A ecologia é inaugurada pelo estudo do meio ao Parque Estadual Turístico do Alto Ribeira (PETAR). Lá os estudantes ficam imersos em descobertas sobre a mata atlântica, as cavernas e suas as estalactites4, saberes biológicos, geográficos e químicos se sobrepõem para convidar os discentes a conservar os ecossistemas pelo conhecimento, beleza e o respeito às formas de vida. Em sala de aula os exemplos práticos foram resgatados para compreender as terminologias da ecologia, as interações ecológicas e os ciclos biogeoquímicos. Quer saber mais sobre esta maravilhosa5 prática pedagógica? Acesse o texto sobre o estudo do meio na 1ª série.

A Biologia nos itinerários formativos: Frankenstein

Ao longo de 2022, os estudantes que escolheram a disciplina Frankenstein mergulharam na relação do ser humano com o mundo natural em uma perspectiva que analisou os eventos históricos e científicos desde o século XIX até os dias atuais. Para isso leram livros e assistiram a uma obra cinematográfica que contam a história que dá nome a disciplina e foi brilhantemente escrita por Mary Shelley.

Para materializar os saberes que construíram nessas experiências, em grupos os estudantes criaram encenações que retratavam um trecho da história e que concomitantemente respondia a uma das perguntas: "Como se deu a origem da vida?" ou "Como eram compreendidos os conceitos de vida e morte no século XIX?".

Inspirados pela criação da vida do monstro representado na literatura, as discussões se estenderam para as teorias de origem da vida e o método científico. Mas, afinal, qual é a natureza da ciência? Quais as características do trabalho científico? Estas e outras questões despertaram interesse que se desdobrou na leitura de artigos e na análise de uma obra cinematográfica, para sistematizar as discussões os estudantes produziram de modo individual resenhas que discutiam os materiais e respondiam a pergunta "A ciência é neutra?".

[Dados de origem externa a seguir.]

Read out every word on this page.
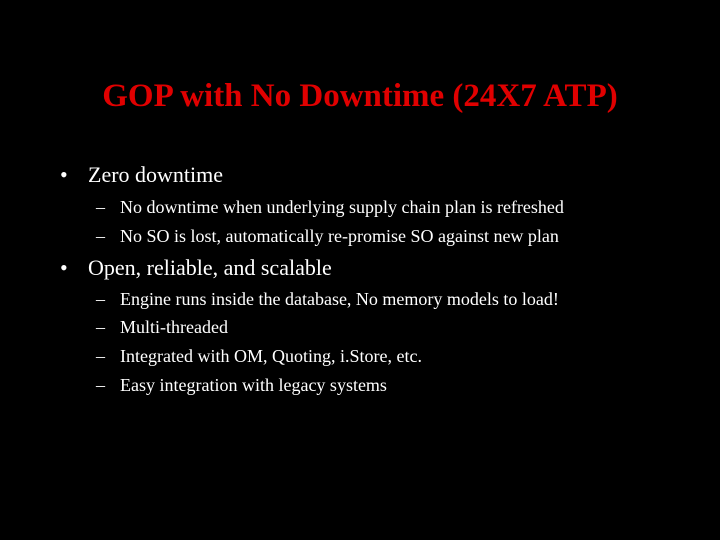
GOP with No Downtime (24X7 ATP)
• Zero downtime
– No downtime when underlying supply chain plan is refreshed
– No SO is lost, automatically re-promise SO against new plan
• Open, reliable, and scalable
– Engine runs inside the database, No memory models to load!
– Multi-threaded
– Integrated with OM, Quoting, i.Store, etc.
– Easy integration with legacy systems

O próximo passo nessa exploração foi estudar os limites da ciência segundo a bioética. A sequência didática sobre bioética trazia a cada encontro um capítulo do livro The birth of bioethics escrito por Albert Jonsen da Universidade de Oxford em 2003 que foi transposto em atividades que se baseiam em diferentes metodologias ativas de ensino. Em um dos encontros os estudantes foram apresentados à doença renal crônica, elaboraram o perfil de um personagem acometido pela doença, contando suas características e história de vida. Depois foram surpreendidos com a notícia de que só uma pessoa poderia receber o tratamento e sem o tratamento os demais morreriam, desta forma eles deveriam elaborar critérios para decidir em um conselho quem seria selecionado para receber o tratamento. Ao final da discussão eles compararam os critérios e decisões que tomaram com uma história real narrada pelo livro de Josen (2003).

O último bimestre se dedicou a aprofundar os conhecimentos dos alunos nas áreas da biotecnologia e da evolução. Também a apresentar-lhes a importância da divulgação científica, prática esta que foi inaugurada com uma exploração no espaço Eco do colégio, mediada pela professora da disciplina Gabriela Deliberali e o responsável pelo laboratório de Biologia Davi Gutierrez.